With this consumer and Uber as inspiration, Wingo and Murphy launched Spiffy in 2014. Customers download the Spiffy iOS or Android app and create a profile with contact, payment and vehicle information. To schedule a wash or detail, they select the date and two-hour window for the service. Then they select a location (work or business), vehicle type (sedan or not) and the desired service.
Spiffy confirms the appointment with text or email, and also when the service is complete. The user then pays for the service—via credit card, e-gift card or Apple Pay—and rates it. Options range from a simple hand wash, towel dry and tire shine beginning at $19 for a sedan, to a $249-and-up wash and thorough detail (the “Totally Awesome” package). Customers leave their key for the Get Spiffy technician or hand it to him or her directly. The service’s current markets are Charlotte and the Research Triangle Park area of Raleigh.
While ordering a car wash or detail is simple enough, the logistics of getting it to the customer can be complex. Spiffy technicians bring all supplies to the site in their van—everything from the water to the compressors to pump the water out and the cleaning products.
They also use a proprietary system to capture all of the water used during the wash and bring it to a reclamation center afterward for processing.
Water reclamation is an especially important selling point, because many of the vehicles Spiffy cleans are in parking garages or company parking lots. It is also important to the core female millennial customer.
“They really care about the environment,” says Wingo. “Plus, we are big believers in being as environmentally friendly as possible.”
Technicians also use low-flow nozzles and 100% eco-friendly chemicals for the cleaning.
While only in North Carolina for now, Get Spiffy has national ambitions. In its first growth phase, the service plans to expand to 20 markets in the next five years. Wingo and Murphy are also not ruling out an expansion into related on-demand services.
“Customers have asked for fueling and oil changes,” says Wingo. “Right now we are focused on car wash. We follow industries closely; customers are asking for it, so it is definitely something we will look at.”
With such ambitious growth plans, is the fixed-car-wash model in peril? Wingo believes there is room for both; the typical Spiffy customer doesn’t use tunnel washes anyway.
L.A. Wash War
Beyond Spiffy, a few other on-demand car-washing services have cropped up in the past two years, including three in the Los Angeles market.
This service, co-founded by a former Los Angeles Laker, offers three levels of cleaning—from the $22 “Quickie” to the $65 “Swanky”—and uses nontoxic, plant-based cleaners with no water.

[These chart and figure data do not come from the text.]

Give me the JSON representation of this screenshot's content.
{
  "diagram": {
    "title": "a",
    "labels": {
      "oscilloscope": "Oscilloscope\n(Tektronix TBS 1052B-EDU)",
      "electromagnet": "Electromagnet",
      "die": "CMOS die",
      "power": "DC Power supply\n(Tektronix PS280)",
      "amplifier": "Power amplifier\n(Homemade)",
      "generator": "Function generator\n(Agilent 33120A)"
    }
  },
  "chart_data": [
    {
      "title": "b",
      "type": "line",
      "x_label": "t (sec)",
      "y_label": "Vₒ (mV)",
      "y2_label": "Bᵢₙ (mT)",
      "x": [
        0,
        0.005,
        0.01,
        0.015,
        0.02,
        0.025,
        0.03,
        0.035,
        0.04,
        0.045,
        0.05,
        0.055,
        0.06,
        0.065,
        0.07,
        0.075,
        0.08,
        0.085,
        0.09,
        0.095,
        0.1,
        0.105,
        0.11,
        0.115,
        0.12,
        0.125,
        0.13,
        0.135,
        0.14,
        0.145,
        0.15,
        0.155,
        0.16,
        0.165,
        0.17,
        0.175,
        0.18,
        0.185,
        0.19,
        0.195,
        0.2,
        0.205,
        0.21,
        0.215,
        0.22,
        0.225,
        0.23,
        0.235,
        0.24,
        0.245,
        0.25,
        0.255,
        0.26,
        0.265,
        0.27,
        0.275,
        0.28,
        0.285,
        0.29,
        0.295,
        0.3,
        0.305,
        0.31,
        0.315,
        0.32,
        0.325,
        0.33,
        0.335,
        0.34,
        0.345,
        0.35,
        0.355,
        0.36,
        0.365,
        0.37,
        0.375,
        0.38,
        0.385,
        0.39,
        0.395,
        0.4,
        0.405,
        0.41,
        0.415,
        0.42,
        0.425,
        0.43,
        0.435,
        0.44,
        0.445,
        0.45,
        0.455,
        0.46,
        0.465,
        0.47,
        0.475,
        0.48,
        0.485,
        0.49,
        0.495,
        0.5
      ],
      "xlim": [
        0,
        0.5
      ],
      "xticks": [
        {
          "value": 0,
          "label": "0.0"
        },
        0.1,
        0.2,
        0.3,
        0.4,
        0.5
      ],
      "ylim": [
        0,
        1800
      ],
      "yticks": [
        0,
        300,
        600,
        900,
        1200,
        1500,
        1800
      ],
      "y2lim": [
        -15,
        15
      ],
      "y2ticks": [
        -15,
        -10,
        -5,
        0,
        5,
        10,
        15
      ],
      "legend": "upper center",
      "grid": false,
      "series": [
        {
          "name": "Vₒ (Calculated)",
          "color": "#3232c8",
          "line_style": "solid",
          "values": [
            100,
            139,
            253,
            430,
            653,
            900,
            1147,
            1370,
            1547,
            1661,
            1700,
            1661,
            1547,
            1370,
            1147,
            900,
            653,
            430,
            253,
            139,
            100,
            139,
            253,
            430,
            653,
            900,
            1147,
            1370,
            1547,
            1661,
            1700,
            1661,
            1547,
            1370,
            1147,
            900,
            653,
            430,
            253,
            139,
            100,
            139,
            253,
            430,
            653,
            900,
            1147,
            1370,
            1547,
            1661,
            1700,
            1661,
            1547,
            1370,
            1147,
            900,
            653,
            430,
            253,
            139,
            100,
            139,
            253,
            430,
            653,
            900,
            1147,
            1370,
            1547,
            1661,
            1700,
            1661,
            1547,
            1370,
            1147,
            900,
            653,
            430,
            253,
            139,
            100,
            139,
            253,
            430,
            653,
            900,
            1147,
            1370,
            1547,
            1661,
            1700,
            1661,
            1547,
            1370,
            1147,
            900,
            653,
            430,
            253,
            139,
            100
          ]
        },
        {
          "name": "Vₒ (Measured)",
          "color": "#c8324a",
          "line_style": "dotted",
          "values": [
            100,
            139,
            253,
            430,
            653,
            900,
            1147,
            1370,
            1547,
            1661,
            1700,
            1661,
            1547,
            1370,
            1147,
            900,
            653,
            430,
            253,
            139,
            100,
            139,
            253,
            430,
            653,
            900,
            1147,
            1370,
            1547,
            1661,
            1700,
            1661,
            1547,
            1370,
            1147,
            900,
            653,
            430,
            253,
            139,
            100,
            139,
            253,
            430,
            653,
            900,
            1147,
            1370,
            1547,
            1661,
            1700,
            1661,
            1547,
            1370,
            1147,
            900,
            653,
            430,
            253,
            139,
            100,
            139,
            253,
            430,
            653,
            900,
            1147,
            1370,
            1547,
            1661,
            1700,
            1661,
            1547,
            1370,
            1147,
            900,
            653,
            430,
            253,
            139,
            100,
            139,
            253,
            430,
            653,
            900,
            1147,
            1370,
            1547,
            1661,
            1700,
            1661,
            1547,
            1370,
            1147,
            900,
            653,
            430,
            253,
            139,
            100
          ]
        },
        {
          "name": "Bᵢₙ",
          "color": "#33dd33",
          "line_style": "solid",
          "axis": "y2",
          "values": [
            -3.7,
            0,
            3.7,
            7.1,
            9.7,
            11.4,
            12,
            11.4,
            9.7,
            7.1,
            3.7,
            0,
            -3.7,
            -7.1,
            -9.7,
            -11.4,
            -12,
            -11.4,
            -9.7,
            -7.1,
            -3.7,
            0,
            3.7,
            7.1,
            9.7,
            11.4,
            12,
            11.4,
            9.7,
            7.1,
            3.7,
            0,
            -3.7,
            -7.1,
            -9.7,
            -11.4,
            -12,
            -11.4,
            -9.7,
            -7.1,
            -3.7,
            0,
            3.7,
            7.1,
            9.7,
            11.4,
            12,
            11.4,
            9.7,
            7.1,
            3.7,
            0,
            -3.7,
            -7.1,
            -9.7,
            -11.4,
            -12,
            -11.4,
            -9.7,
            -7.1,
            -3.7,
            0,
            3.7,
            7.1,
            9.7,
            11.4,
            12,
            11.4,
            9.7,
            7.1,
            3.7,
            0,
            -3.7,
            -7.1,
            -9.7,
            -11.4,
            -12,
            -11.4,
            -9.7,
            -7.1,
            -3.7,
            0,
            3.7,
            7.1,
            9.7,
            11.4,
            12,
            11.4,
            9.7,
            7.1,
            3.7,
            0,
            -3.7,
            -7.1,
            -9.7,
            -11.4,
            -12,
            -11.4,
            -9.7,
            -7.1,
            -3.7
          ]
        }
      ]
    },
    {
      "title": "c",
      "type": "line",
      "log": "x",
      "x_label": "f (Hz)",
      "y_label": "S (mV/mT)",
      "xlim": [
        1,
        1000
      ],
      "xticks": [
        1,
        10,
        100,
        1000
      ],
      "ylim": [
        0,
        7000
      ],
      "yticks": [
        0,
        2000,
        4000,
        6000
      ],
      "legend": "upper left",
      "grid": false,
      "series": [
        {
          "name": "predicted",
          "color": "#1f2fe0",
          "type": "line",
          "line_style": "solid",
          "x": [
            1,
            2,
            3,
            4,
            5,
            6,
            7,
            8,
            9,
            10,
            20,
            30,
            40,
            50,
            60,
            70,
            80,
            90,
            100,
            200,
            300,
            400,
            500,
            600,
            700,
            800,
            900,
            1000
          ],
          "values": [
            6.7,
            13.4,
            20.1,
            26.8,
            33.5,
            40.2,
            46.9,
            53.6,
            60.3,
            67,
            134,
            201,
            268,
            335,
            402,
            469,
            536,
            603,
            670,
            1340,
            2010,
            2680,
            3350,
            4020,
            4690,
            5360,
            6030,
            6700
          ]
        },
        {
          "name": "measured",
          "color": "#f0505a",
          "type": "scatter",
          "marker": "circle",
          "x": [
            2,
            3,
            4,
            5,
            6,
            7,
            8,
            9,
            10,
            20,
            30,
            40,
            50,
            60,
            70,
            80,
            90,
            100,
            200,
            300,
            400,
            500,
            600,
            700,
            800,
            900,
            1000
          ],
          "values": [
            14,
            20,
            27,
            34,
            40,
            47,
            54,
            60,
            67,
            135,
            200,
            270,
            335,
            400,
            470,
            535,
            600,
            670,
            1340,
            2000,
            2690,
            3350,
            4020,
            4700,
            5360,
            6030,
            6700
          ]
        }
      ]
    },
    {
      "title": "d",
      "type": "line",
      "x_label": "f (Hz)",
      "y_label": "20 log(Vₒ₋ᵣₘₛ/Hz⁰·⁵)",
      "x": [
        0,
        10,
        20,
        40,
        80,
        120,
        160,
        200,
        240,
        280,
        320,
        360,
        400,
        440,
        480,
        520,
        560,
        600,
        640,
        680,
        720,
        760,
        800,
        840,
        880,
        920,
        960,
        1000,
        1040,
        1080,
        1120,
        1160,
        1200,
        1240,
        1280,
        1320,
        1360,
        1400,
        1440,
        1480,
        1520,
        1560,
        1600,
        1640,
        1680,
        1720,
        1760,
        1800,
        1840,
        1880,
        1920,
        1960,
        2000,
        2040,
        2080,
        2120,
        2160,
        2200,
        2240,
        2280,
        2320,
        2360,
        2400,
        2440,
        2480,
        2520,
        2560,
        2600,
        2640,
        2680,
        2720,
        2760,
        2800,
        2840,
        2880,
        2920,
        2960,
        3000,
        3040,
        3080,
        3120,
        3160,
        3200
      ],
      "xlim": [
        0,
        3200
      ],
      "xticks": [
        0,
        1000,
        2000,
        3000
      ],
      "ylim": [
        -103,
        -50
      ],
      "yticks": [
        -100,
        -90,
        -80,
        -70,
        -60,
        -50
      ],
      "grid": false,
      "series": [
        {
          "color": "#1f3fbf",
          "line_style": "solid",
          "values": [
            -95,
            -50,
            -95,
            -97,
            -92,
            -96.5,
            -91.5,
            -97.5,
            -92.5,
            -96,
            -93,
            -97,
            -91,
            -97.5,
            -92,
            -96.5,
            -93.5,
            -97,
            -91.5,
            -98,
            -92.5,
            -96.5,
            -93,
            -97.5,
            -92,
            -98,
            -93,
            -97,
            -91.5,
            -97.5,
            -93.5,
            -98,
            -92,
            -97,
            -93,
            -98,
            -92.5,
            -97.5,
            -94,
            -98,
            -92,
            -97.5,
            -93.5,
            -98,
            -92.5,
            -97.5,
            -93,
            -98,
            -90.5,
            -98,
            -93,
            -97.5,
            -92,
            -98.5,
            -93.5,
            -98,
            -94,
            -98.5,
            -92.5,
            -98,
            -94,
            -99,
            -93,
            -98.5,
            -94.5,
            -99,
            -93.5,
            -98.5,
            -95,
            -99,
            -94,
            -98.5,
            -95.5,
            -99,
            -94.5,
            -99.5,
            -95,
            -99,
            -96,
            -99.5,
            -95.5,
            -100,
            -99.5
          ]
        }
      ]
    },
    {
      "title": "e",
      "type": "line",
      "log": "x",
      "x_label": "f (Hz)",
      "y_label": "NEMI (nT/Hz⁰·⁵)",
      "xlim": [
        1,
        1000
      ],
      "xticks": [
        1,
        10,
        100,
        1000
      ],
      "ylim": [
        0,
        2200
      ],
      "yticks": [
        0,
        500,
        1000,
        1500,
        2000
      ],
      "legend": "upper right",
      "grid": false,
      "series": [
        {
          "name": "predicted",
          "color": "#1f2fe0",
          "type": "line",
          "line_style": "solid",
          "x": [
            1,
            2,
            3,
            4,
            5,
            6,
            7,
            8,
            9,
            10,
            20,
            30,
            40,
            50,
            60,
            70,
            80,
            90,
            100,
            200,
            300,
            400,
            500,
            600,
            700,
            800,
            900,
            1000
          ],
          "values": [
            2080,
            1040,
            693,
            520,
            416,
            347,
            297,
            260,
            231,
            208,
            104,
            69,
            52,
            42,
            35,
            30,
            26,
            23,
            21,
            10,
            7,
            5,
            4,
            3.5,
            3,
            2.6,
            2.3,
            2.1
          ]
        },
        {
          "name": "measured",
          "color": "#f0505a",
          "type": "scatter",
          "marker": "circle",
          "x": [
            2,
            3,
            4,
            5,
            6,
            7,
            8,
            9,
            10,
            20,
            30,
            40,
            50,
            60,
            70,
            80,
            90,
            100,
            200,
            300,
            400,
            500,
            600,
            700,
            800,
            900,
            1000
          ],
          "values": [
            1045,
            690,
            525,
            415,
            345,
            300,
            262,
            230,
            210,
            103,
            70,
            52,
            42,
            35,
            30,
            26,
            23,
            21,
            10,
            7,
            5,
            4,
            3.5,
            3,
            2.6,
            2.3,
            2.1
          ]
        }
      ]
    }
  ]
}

Mobile Wash has a unique pricing model, charging customers based on the surface area of the vehicle rather than its general model (sedan, truck, etc.). To determine the rate, Mobile Wash’s app considers the vehicle’s year, make and model.
The service has two prices: $25 for an express wash and $35 for an exterior- and interior-cleaning classic, with an upcharge for larger vehicles. Squeegy cleans cars with virtually no water, relying instead on a wash-and-wax solution.